A Japanese flotilla from Japan's coast guard is vigilant in defending the waters off the Senkaku/Diaoyu islands. (Al Jazeera English/Flickr)
In 2012, a cluster of uninhabited islets — the Senkaku/Diaoyu chain — became the focal point for a dangerous drama between China and Japan, with Taiwan cast in a supporting role. The decades-old dispute intensified as nationalist passions flared, often with official encouragement, against a backdrop of strategic tension as China’s waxing ambitions stretch the seams of the East Asian maritime order. They must manage the dispute more responsibly in 2013 if they are to avoid conflict and realize the potential economic payoffs of cooperation in the East China Sea.
Domestic political circumstances certainly did not help in 2012. As elections approached in Japan, incumbent Prime Minister Yoshihiko Noda sagged under the weight of a weak economy and faced pressure on his right not to kowtow to a rising China. In Beijing, the newly anointed Xi Jinping likewise had strong incentive not to appear weak, taking the helm of a communist party that continues to rely on nationalism — and thus the specter of Japanese imperialism — to compensate for its deficit in democratic legitimacy. In both states, credible legal claims and historical mistrust made it easy to mobilize popular support for hardline positions that will be hard to unwind.
By year’s end, the outlook was grim. Japan’s new prime minister, the conservative Shinzo Abe, campaigned on a platform of keeping Japan strong and secure. He emerged from his landslide victory in December insisting that there was “no room for talks” on the sovereignty of the Senkakus. China sent maritime surveillance planes over the islets, and Japan countered with F-15 fighter aircraft to intercept them. The influential Chinese Academy of Social Sciences opined that conflict over the islands is inevitable.
That is indeed a real risk. Both Abe and Xi have ample strategic and domestic political incentives not to signal softness or appear to back down. Increasing maritime patrols presage further incidents at sea. The arousal of nationalist groups — whether seeking to plant flags on rocky shores or simply waving them in the streets — will make it difficult for leaders to turn the other cheek when incidents occur, leading to real possibilities of escalation.
Yet there are some reasons for optimism. Neither government appears to want a war, as armed conflict is unlikely to give either side what it wants. For China, Japan’s qualitative naval superiority and security treaty with the United States — which obligates U.S. support for Japan in event of attack — dim the prospects of a maritime victory. For Japan, a win would at best be pyrrhic. Defending a few small islets with uncertain adjoining maritime rights would be little reward for risking a rupture in economic ties and adding fuel to Chinese nationalism and military modernization.
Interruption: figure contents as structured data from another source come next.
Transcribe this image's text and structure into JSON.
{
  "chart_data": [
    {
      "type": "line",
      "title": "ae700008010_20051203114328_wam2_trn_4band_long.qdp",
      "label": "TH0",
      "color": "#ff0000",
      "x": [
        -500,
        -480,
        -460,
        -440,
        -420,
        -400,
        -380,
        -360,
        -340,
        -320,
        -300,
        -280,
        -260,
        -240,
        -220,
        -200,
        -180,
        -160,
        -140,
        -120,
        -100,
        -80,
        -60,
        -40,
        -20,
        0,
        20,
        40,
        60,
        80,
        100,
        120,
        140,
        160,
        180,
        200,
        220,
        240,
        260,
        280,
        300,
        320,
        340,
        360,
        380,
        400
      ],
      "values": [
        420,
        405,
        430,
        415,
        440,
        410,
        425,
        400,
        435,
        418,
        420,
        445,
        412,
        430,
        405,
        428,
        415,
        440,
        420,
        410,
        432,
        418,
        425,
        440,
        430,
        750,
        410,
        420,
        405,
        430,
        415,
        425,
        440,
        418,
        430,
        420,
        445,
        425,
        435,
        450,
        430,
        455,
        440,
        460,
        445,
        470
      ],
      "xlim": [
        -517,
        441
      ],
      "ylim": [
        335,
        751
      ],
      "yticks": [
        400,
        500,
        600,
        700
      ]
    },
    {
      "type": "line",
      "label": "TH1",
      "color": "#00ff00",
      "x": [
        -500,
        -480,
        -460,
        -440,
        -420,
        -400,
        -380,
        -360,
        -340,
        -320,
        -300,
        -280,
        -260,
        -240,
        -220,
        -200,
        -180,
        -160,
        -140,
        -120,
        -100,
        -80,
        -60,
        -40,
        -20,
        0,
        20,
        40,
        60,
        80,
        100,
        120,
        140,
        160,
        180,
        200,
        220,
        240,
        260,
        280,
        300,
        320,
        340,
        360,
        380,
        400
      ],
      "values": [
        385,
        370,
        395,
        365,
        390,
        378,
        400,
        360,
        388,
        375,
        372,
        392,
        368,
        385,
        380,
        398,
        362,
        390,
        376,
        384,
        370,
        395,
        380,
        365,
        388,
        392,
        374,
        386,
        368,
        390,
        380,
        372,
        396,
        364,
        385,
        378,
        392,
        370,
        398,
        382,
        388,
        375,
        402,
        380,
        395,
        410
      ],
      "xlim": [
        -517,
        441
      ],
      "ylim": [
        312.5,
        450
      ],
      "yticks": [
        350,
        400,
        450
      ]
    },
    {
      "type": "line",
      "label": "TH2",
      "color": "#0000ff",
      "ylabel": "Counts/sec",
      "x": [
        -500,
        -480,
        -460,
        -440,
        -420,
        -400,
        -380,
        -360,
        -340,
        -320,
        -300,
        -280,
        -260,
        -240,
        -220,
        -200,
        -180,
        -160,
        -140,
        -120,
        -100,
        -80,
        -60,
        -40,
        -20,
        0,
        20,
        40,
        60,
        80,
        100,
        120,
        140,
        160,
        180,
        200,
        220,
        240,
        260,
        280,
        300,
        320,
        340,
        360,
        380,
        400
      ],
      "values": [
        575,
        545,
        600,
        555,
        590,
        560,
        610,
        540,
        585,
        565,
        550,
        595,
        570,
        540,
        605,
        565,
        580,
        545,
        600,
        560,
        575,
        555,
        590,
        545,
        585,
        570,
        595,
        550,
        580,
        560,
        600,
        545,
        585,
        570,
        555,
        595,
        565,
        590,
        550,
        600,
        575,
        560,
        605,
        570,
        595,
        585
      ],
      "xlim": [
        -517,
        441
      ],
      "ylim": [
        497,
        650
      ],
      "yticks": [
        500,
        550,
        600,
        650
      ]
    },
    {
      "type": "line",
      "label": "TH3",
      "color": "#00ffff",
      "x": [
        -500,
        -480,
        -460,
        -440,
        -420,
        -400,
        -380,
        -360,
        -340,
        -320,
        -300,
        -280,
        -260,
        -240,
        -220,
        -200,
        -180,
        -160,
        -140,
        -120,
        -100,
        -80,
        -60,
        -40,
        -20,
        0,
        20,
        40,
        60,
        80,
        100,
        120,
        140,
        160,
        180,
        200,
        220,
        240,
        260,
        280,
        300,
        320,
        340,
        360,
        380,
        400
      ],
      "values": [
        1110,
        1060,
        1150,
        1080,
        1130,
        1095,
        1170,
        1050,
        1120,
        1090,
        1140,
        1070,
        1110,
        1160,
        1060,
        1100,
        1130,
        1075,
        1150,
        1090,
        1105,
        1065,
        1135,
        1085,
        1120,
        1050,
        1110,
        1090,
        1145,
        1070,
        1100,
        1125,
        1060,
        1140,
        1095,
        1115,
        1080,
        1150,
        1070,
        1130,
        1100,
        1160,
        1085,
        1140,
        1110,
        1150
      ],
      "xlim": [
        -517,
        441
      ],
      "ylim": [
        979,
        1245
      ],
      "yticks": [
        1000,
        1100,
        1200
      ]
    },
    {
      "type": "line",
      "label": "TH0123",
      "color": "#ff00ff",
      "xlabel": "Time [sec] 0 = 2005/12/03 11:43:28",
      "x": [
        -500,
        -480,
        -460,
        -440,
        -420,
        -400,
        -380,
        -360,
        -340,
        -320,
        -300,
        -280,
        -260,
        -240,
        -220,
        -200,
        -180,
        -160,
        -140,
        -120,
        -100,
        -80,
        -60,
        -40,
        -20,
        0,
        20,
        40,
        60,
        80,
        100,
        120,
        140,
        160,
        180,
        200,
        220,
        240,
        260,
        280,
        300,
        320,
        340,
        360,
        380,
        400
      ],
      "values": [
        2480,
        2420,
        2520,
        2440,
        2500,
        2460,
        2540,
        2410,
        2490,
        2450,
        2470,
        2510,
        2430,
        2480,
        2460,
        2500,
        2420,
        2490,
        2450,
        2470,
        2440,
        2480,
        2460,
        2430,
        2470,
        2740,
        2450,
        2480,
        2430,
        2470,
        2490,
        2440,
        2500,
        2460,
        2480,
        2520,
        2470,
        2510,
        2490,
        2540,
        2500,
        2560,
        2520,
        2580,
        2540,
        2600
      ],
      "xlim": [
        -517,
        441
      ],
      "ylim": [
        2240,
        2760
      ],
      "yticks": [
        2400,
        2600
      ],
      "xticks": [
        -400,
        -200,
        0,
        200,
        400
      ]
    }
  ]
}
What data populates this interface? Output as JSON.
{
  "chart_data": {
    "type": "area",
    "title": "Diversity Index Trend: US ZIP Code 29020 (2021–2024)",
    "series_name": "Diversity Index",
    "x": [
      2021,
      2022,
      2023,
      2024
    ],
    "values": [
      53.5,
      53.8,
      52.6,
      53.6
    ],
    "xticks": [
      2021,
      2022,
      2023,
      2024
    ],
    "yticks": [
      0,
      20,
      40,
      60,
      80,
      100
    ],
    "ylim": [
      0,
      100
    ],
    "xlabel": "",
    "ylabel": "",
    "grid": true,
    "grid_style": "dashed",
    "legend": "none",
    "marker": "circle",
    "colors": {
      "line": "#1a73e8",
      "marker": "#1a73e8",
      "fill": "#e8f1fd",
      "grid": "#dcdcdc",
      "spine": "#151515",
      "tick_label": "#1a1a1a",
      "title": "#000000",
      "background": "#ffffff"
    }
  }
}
In both China and Japan, nationalism is a potent political commodity, but economic performance is a safer and more durable basis for popular support. Abe’s Liberal Democratic Party (LDP) exploited the island disputes for electoral advantage, but the LDP’s victory owes primarily to voters’ concerns about their pocketbooks. If Abe wants to end Japan’s seven-year game of prime ministerial musical chairs, he must prioritize reviving a phlegmatic economy. Xi Jinping, too, is settling into office at a time when China’s economic slowdown is contributing to rising domestic unrest. Feuding with Japan is a good way to bring frustrated Chinese into the streets but does not fill their empty stomachs.
In 2012, rival claimants too often framed the Senkaku/Diaoyu issue as a zero-sum struggle for sovereignty of the islets. That frame taps into norms of territorial integrity and has served the short-term interests of some politicians, but it offers little hope for a solution. Even armed conflict is unlikely to resolve the question of who owns the islets and the surrounding seabed, where the real treasure of oil and gas deposits are believed to lie. Even an unlikely agreement on the sovereignty of the islets themselves would not resolve the crisscrossing lines of competing maritime claims around them. As long as the stalemate endures, no claimant will be able to access energy resources safely.
Abe, Xi, and Taiwanese President Ma Ying-Jeou would be better off framing the issue as part of a broader disagreement over prized resources throughout the East China Sea. An economic pie would be easier to divide than a territorial one, and the claimants need not agree on the sovereignty question to discuss energy exploration. Such talks would enable the claimants to back away from the brink of war without necessarily losing face. Meanwhile, deferring the sovereignty debate would provide some cooling time and a chance for the two states to patch some fences before returning to it later.
This is not to say that negotiating access to sea blocks would be simple. Claimants would still have ample political incentives to refuse to compromise. The sovereignty question would linger, and nationalist citizens, opportunistic politicians, or military mishaps could trigger incidents that bring the islets back to center stage. But a greater focus on economic opportunities would put the dispute — and the claimants’ broader triangular relationship — in a perspective more conducive to peace in 2013.